According to Pakistani officials, the troops were killed in the Rakhchikri area of Pakistani-administered Kashmir.
A Tuesday statement released by Pakistan's Foreign Ministry claims that the Indian soldiers fired across the Line of Control to provide cover for "non-state actors" to plant improvised explosive devices, which then killed three soldiers.
"The unprovoked ceasefire violations by Indian occupation forces in the Rakhchikri sector… provided a cover for the planting of improvised explosive devices by non-state actors, resulting in the martyrdom of three soldiers and injuring another," the statement read.
The latest shooting comes two days after the Indian army claimed that four of its soldiers, one of whom was an army major, were killed by Pakistani soldiers firing in the Rajauri District of the Indian-controlled part of Kashmir.
Even though the two South Asian rivals signed a 2003 ceasefire agreement, repeated firing between the two countries continues to occur in the disputed region of Kashmir.
Despite the strained relations between the two countries, Pakistan permitted the wife and the mother of an Indian imprisoned in Islamabad, Kulbhushan Jadhav, to visit him for the very first time on Monday.
Jadhav was sentenced sentenced to death by Pakistan in April, a year after he was arrested on espionage and terrorism charges. The Pakistani government claims that Jadhav was working for India's spy agency, the Research and Analysis Wing. However, according to Indian officials, Jadhav is a retired naval officer who was kidnapped by Pakistani intelligence officials while he was in Iran on a business trip. The International Court of Justice has temporarily suspended his court-ordered execution.

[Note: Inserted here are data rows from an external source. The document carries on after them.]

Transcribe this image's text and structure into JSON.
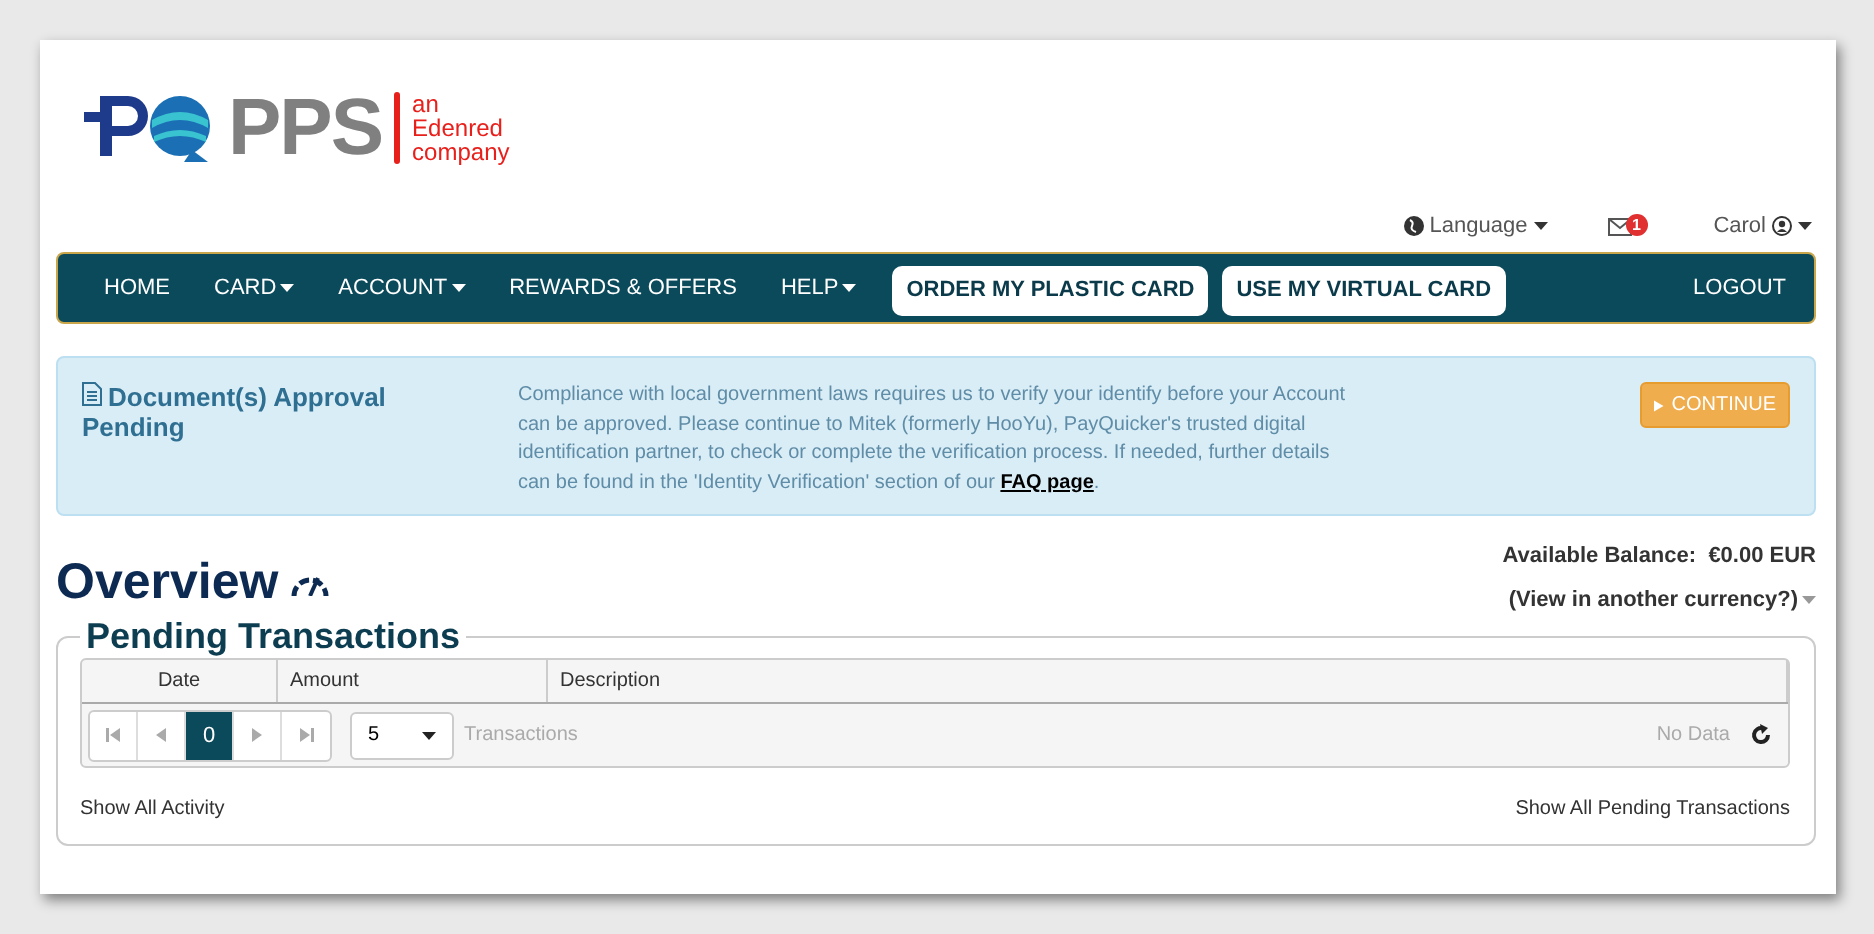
{
  "logo": {
    "name": "PPS",
    "tagline": [
      "an",
      "Edenred",
      "company"
    ]
  },
  "top_bar": {
    "language": "Language",
    "messages_badge": "1",
    "user": "Carol"
  },
  "nav": {
    "items": [
      {
        "label": "HOME",
        "kind": "link",
        "dropdown": false
      },
      {
        "label": "CARD",
        "kind": "link",
        "dropdown": true
      },
      {
        "label": "ACCOUNT",
        "kind": "link",
        "dropdown": true
      },
      {
        "label": "REWARDS & OFFERS",
        "kind": "link",
        "dropdown": false
      },
      {
        "label": "HELP",
        "kind": "link",
        "dropdown": true
      },
      {
        "label": "ORDER MY PLASTIC CARD",
        "kind": "button",
        "dropdown": false
      },
      {
        "label": "USE MY VIRTUAL CARD",
        "kind": "button",
        "dropdown": false
      }
    ],
    "logout": "LOGOUT"
  },
  "alert": {
    "title": "Document(s) Approval Pending",
    "message": "Compliance with local government laws requires us to verify your identify before your Account can be approved. Please continue to Mitek (formerly HooYu), PayQuicker's trusted digital identification partner, to check or complete the verification process. If needed, further details can be found in the 'Identity Verification' section of our ",
    "link": "FAQ page",
    "message_end": ".",
    "button": "CONTINUE"
  },
  "overview": {
    "title": "Overview",
    "balance_label": "Available Balance:",
    "balance": "€0.00 EUR",
    "currency_link": "(View in another currency?)"
  },
  "pending": {
    "title": "Pending Transactions",
    "columns": [
      "Date",
      "Amount",
      "Description"
    ],
    "pager": {
      "pages": [
        {
          "label": "0",
          "selected": true
        }
      ],
      "page_size": "5",
      "page_size_label": "Transactions",
      "status": "No Data"
    },
    "show_all": "Show All Activity",
    "show_pending": "Show All Pending Transactions"
  }
}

"The fact that despite the simmering tensions, the two sides successfully worked out details of the meeting is a positive development," Mohammad Faisal, spokesman for Pakistan's Ministry of Foreign Affairs, said recently, according to a New York Times report.
However, the killing of three Pakistani soldiers just hours after Jadhav's meeting with his family "sends a very disappointing message from Delhi," according to Sherry Rehman, the former ambassador of Pakistan to the US.
"This is all quite unfortunate for the people of South Asia who remain hostage to this impasse, as space for peace shrinks when hostility is normalized as policy by [Prime Minister of India Narendra] Modi's government," Rehman said.